Now if you want to talk true legends, you have to talk about Rocky Bleier.  Back in 1969, Rocky was on patrol in a Vietnam rice paddy when he was shot in the left thigh during an ambush.  While down, an enemy grenade landed nearby, littering his right leg with shrapnel. He was awarded a Purple Heart and Bronze Star although all he ever really wanted was a Super Bowl ring.   That seemed unlikely as doctors told him that he would be lucky to walk, never mind play professional football again.

But Rocky did play again.  In fact, he worked his way back into the starting line-up as the blocking back for RB Franco Harris.  In 1976, he even rushed for 1,000 yards.  Oh and Rocky did get his Super Bowl ring.  Plus, in 1980, he had a tv-movie made about his life starring Robert Urich of “Spenser For Hire” fame.

Now both stories are nice and uplifting.  But the Rock played 11 years, had 3,865 rushing yards, 136 receptions for 1,294 yards, and scored 25 touchdowns.  Comparing him to some schmuck who played sparingly in parts of 3 seasons while managing to catch all of ONE pass is like comparing Jim Brown to Bobby Boucher.

#2:  Our coach isn’t a deadbeat.

Steelers head coach Mike Tomlin was named Victoria Secret’s Sexiest Head Coach last season.  Not that it matters to Mike as he appears to be happily married to smokin’ hot wife Kiya and content to raise his three young children in the family-oriented atmosphere of Pittsburgh.  Best of all, Mike’s daughter is named Harlyn Quinn which makes him automatically double-cool for being a comic book geek.

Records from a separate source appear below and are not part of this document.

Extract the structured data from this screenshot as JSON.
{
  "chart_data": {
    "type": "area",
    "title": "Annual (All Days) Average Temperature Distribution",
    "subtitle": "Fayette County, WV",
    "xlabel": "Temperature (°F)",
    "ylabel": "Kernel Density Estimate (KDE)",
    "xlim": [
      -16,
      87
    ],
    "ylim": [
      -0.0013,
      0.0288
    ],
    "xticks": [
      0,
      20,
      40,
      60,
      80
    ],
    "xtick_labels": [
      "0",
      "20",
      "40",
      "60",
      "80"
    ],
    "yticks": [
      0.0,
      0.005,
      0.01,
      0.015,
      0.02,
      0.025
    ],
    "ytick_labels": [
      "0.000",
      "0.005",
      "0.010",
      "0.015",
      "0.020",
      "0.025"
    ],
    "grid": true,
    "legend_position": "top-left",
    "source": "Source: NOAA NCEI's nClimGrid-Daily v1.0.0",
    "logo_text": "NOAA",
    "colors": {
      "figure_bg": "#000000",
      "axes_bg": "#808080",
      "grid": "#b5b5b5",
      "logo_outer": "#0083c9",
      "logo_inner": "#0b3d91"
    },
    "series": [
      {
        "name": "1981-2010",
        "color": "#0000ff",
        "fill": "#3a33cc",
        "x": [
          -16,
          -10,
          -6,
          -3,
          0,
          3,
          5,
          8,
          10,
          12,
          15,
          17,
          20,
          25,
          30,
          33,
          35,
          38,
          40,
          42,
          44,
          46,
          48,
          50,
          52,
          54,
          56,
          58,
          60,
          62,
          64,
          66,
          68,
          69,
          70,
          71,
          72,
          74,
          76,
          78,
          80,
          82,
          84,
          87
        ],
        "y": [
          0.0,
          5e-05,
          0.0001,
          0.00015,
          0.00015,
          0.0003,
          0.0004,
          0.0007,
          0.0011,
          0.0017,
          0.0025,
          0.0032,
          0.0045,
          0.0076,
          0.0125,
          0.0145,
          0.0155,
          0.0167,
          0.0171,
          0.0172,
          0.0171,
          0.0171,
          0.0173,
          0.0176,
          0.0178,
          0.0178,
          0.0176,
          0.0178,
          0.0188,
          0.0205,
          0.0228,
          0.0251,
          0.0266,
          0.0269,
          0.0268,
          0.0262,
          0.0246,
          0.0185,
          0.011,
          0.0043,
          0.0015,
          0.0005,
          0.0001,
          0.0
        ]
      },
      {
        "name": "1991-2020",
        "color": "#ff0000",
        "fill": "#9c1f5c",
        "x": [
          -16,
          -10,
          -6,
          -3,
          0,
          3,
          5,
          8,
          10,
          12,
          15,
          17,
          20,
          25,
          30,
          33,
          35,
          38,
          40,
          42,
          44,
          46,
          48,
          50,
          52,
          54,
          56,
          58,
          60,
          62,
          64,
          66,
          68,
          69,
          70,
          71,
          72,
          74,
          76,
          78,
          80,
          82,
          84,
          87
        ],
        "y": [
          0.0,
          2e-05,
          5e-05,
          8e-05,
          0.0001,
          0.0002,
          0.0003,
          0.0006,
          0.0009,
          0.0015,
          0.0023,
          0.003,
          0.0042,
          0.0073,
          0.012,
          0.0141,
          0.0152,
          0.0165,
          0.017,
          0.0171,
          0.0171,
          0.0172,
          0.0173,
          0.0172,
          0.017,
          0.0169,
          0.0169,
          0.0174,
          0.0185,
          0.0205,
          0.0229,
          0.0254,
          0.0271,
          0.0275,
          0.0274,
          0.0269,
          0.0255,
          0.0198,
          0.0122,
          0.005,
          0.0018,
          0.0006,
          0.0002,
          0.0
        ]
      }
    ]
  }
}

Meanwhile, Eagles head coach Andy Reid‘s idea of “quality time” with his family is appearing in court when his two drug-addled sons are charged with various felonies related to drug use, possession, and related crimes.   Both these bad seeds are currently serving time in the clink, thus showing what kind of parental instruction they had at home.  Well, that might not be fair as the judge in one of their cases described the Reid house as an “Emporium of drugs.”  I know it is shocking that *gasp* one might have easy access to illegal substances in such a fine city as Philly but this shows exactly how much attention Eagle-Eyed Andy paid to his brood.

I’m sure Mike Tomlin works long hours and I’m sure he doesn’t spend as much time with his children as he used to but I doubt he’d be so oblivious as to not notice his kids being whacked on goofballs 24-7.

#1:  They booed Santa.

Seriously, what’s Philly most famous for?

Not the cheesesteaks.  Not the Flyers.  Not the Liberty Bell.  Not even Rocky Balboa.

They’re famous for booing Santa Claus.

Which is just a nice way of saying, they’re famous for being assholes.  If that’s the rep you want to have, more power to you.  I prefer to be named the country’s Most Liveable City but maybe that’s just me.

The game this Sunday will definitely be more than just a football game.  It’ll be more than the Battle for Pennsylvania.   It’ll be a battle between good and evil.  Between the Good Side of the Force and the Dark.  Faith I do have that victory ours will be.